Closed innuos-ccarvalho closed 1 year ago
@innuos-ccarvalho this sounds like an omission on my part, and your description of the solution seems reasonable. Go ahead and submit a PR with your fixes and I'll review it. Thanks!
Hi,
I think I came across this bug aswell and here is my input on the subject :
Context : I'm using the flask-sock module to add WebSocket to a flask server, flask-sock is using the simple-websocket module. Thing were working fine except when a client was changing wifi, which cause the WebSocket connection to be dropped from the client without sending the close packet. On the server side, the ping-pong logic is implemented, and my expectation was that a ConnectionError or a ConnectionClosed exception would be raised, but no... Therefore, my code was assuming the WebSocket connection was still alive, and it was trying to send data to it, which cause major break and exception that were not caught...
Expected result : I don't really know what is the protocol to handle a dropped WebSocket connection by the client, but I think it would be great if a ConnectionError or ConnectionClosed is raised when the ping-pong logic fails. (Maybe after a certain amount of failed attempt to avoid a single packet lose to cause the WebSocket termination ?)
Temporary solution : For the moment I've solved the issue by checking if the connected property of the WebSocket is still True before sending it anything. If not, I removed the WebSocket from my active_client list and consider it as terminate. Maybe this is the intended way to go ?
I hope my input will help you finding the best way to solve this issue, Thanks for your great work !
Hello,
I've noticed that a lot of sockets stay in the CLOSE_WAIT state indefinitely when the connection is dropped by the client. The application is running on Debian and using simple-websocket in a stack with Gunicorn and Flask-SocketIO in threading mode. I would assume that this happens because the server never closes a socket after it's closed by the client or a broken pipe type of error happens.

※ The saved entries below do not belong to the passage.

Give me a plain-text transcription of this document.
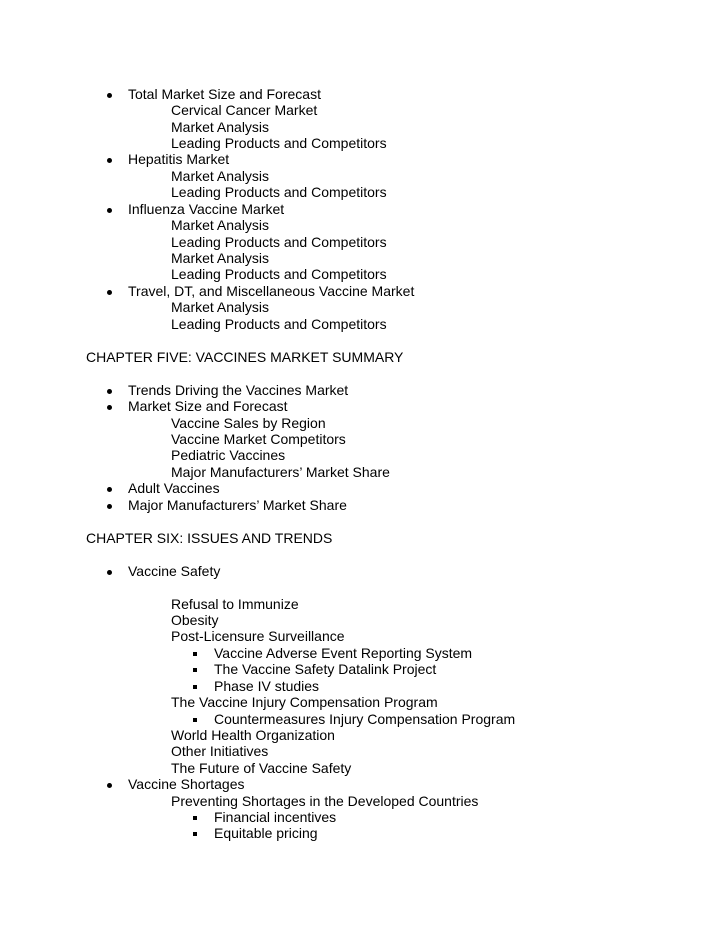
Total Market Size and Forecast
Cervical Cancer Market
Market Analysis
Leading Products and Competitors
Hepatitis Market
Market Analysis
Leading Products and Competitors
Influenza Vaccine Market
Market Analysis
Leading Products and Competitors
Market Analysis
Leading Products and Competitors
Travel, DT, and Miscellaneous Vaccine Market
Market Analysis
Leading Products and Competitors
CHAPTER FIVE: VACCINES MARKET SUMMARY
Trends Driving the Vaccines Market
Market Size and Forecast
Vaccine Sales by Region
Vaccine Market Competitors
Pediatric Vaccines
Major Manufacturers’ Market Share
Adult Vaccines
Major Manufacturers’ Market Share
CHAPTER SIX: ISSUES AND TRENDS
Vaccine Safety
Refusal to Immunize
Obesity
Post-Licensure Surveillance
Vaccine Adverse Event Reporting System
The Vaccine Safety Datalink Project
Phase IV studies
The Vaccine Injury Compensation Program
Countermeasures Injury Compensation Program
World Health Organization
Other Initiatives
The Future of Vaccine Safety
Vaccine Shortages
Preventing Shortages in the Developed Countries
Financial incentives
Equitable pricing
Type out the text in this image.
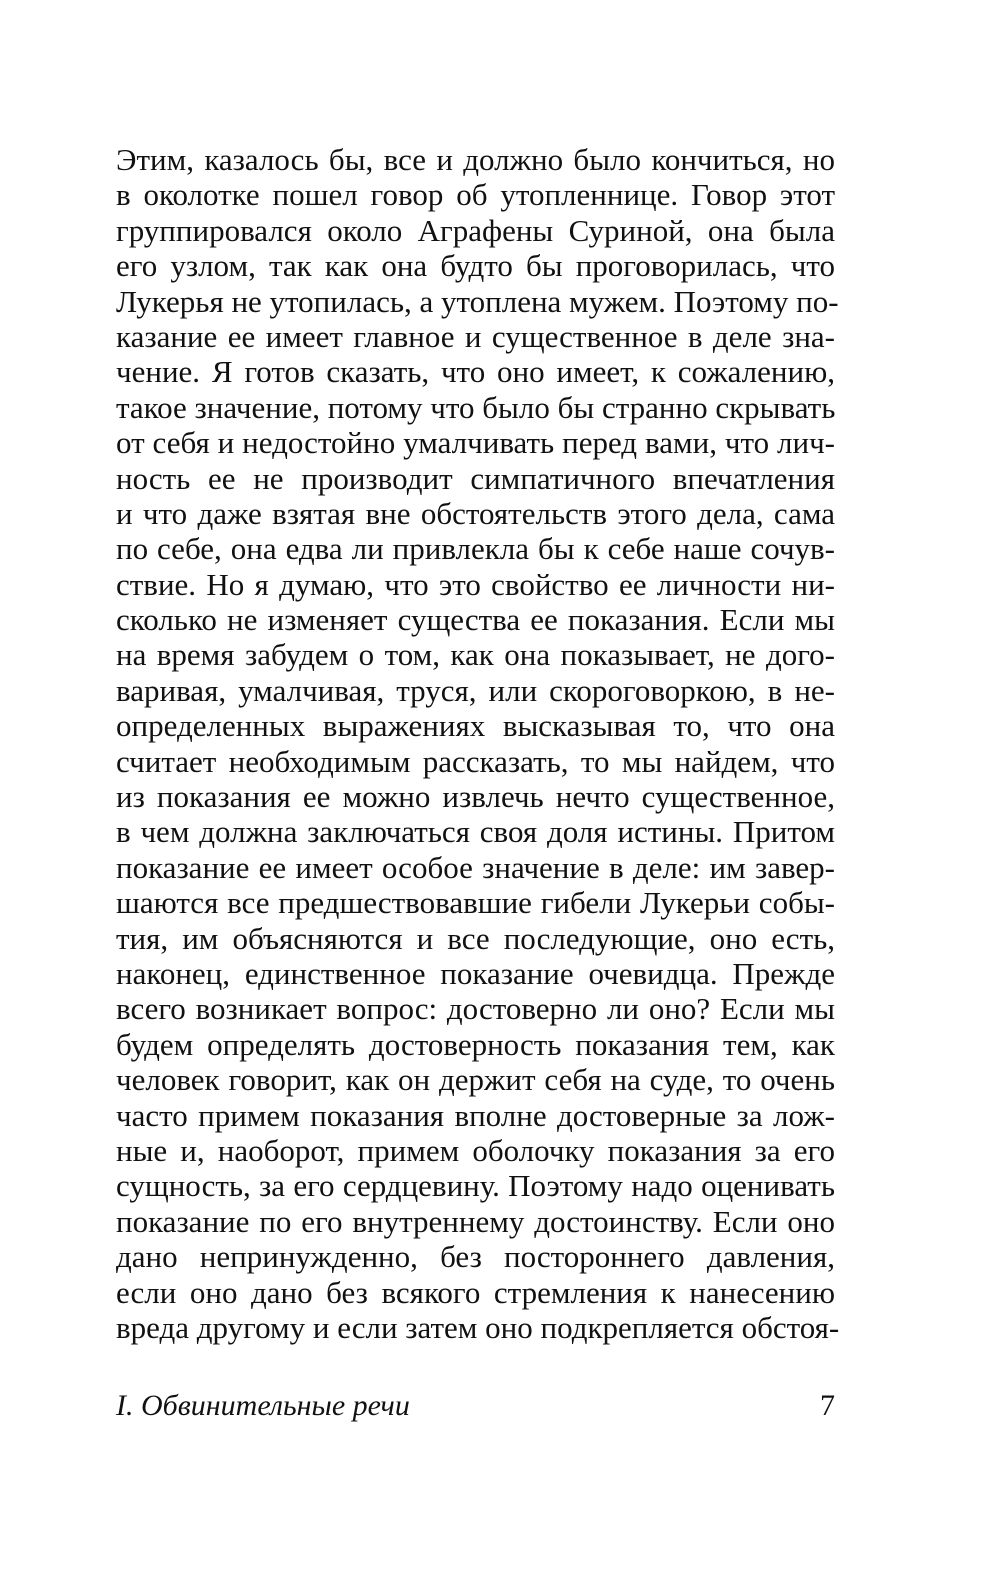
Этим, казалось бы, все и должно было кончиться, но
в околотке пошел говор об утопленнице. Говор этот
группировался около Аграфены Суриной, она была
его узлом, так как она будто бы проговорилась, что
Лукерья не утопилась, а утоплена мужем. Поэтому по-
казание ее имеет главное и существенное в деле зна-
чение. Я готов сказать, что оно имеет, к сожалению,
такое значение, потому что было бы странно скрывать
от себя и недостойно умалчивать перед вами, что лич-
ность ее не производит симпатичного впечатления
и что даже взятая вне обстоятельств этого дела, сама
по себе, она едва ли привлекла бы к себе наше сочув-
ствие. Но я думаю, что это свойство ее личности ни-
сколько не изменяет существа ее показания. Если мы
на время забудем о том, как она показывает, не дого-
варивая, умалчивая, труся, или скороговоркою, в не-
определенных выражениях высказывая то, что она
считает необходимым рассказать, то мы найдем, что
из показания ее можно извлечь нечто существенное,
в чем должна заключаться своя доля истины. Притом
показание ее имеет особое значение в деле: им завер-
шаются все предшествовавшие гибели Лукерьи собы-
тия, им объясняются и все последующие, оно есть,
наконец, единственное показание очевидца. Прежде
всего возникает вопрос: достоверно ли оно? Если мы
будем определять достоверность показания тем, как
человек говорит, как он держит себя на суде, то очень
часто примем показания вполне достоверные за лож-
ные и, наоборот, примем оболочку показания за его
сущность, за его сердцевину. Поэтому надо оценивать
показание по его внутреннему достоинству. Если оно
дано непринужденно, без постороннего давления,
если оно дано без всякого стремления к нанесению
вреда другому и если затем оно подкрепляется обстоя-
I. Обвинительные речи	7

I've been able to circumvent this behaviour, for testing purposes, by patching
simple_websocket.ws.Base._thread()
andsimple_websocket.ws.Server.close()
in run-time. The changes ensure thatsimple_websocket.ws.Server.close()
is always called beforesimple_websocket.ws.Base._thread()
exits and thatself.sock.close()
is always called onsimple_websocket.ws.Server.close()
.However I don't fully understand the full implications of this nor if this is the best solution. Furthermore, I thought useful to let you know about this. I'm fully open to get more details if needed, discuss a solution or even do a Pull Request.